Tino Schirinzi. Un mestiere costruito sull’acqua. Biografia, interpretazioni, testimonianze


Taranto, Edit@ Casa Editrice & Libraria, 2017, 200 pp., euro 18,00
ISBN 978-8899545567

Pubblichiamo di seguito la “Presentazione” al volume di Francesca Simoncini e la “Testimonianza” di Claudio Magris.
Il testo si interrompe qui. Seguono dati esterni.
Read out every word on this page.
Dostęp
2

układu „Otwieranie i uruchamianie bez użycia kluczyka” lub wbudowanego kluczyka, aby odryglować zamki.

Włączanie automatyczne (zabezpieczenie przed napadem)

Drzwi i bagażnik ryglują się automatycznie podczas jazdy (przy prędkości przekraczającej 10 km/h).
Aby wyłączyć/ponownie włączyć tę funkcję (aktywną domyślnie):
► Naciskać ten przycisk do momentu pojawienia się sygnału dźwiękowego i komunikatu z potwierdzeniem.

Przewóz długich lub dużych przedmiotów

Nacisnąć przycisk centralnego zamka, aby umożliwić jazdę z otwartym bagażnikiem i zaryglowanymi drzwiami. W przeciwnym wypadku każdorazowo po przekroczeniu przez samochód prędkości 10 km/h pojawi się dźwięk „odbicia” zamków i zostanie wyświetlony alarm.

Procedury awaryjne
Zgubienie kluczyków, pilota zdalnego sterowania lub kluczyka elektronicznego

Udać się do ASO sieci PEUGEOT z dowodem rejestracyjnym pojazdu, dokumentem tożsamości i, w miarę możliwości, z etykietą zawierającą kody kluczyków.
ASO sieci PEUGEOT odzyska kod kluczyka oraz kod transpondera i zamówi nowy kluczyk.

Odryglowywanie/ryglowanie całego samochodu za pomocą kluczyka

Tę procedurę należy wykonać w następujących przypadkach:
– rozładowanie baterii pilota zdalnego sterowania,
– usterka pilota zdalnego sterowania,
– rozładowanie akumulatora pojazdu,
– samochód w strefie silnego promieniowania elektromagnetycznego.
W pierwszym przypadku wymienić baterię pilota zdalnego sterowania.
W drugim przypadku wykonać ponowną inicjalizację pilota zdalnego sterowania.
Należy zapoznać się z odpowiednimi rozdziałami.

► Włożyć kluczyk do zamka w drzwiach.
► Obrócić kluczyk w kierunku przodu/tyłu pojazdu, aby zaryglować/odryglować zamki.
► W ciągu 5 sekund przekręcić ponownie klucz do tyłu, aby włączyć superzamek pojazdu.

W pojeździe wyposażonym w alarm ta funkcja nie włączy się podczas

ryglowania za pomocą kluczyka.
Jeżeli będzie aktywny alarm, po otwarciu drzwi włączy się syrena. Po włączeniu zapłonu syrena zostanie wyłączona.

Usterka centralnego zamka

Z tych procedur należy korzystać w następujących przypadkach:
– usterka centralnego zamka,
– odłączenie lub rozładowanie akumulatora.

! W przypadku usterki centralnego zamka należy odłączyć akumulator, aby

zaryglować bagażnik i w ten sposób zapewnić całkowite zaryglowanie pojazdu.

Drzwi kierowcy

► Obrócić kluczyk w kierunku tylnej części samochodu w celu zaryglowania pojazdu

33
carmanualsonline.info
Studiare gli attori è difficile. Arduo ricostruire la qualità e l’eredità artistica della loro attività, riappropriarsi di un loro esclusivo “punto di vista”, evidenziare la qualità e lo stile del loro linguaggio scenico. Anche quando fortemente connotato quest’ultimo infatti si inserisce, e quindi anche un poco si disperde, in contesti produttivi e operativi di natura collettiva e commerciale che ne travalicano, spesso ne nascondono, l’originale sostanza. Arte plurale per eccellenza quella del teatro implica l’esercizio di una condivisione di mestieri, di conoscenze, di creatività che si sommano, si confondono, prevaricano l’una sull’altra, occultano la genesi e la paternità individuale della creazione artistica. Tra tutte le arti che concorrono alla realizzazione di uno spettacolo quella dell’attore è stata considerata nel tempo la più debole, la più condizionabile, la meno decifrabile, la più effimera e, anche per questo, ha finito con l’essere la meno celebrata e la meno studiata dalla cosiddetta cultura ufficiale e accademica. Schiacciata dalla volontà di affermazione, talvolta arrogante e prepotente, di autorialità altre – quella dei drammaturghi prima, dei registi poi – è apparsa l’anello più fragile e transitorio delle realtà spettacolari che hanno attraversato i secoli. Di queste, invece, ha sempre determinato, non solo la vitalità e la sostanza ma, ancora di più, la semplice esistenza.

 

Elemento fondante di ogni spettacolo dal “vivo” l’attore è in effetti il vero depositario di un “sapere” e di “un “mestiere” che, nei tempi lunghi della storia, ha saputo rigenerarsi pur conservando forti legami col passato e continuando a trasmettere e ad alimentare tradizioni e culture. L’attore però, calato il sipario, spesso non lascia traccia di sé, delle sue visioni, delle sue performances e, anche quando queste ultime sono documentate più di altre riluttano ad essere fissate su carta. Diventa allora difficile ricomporle o, anche più semplicemente e umilmente, descriverle. Lo studioso che si pone questo compito è dunque costretto a procedere attraverso pericolose e scivolose approssimazioni. «Un mestiere costruito sull’acqua» recita, non a caso, il titolo di questo libro che è stato opportunamente scelto dall’autrice scavando tre le dichiarazioni dell’attore Tino Schirinzi.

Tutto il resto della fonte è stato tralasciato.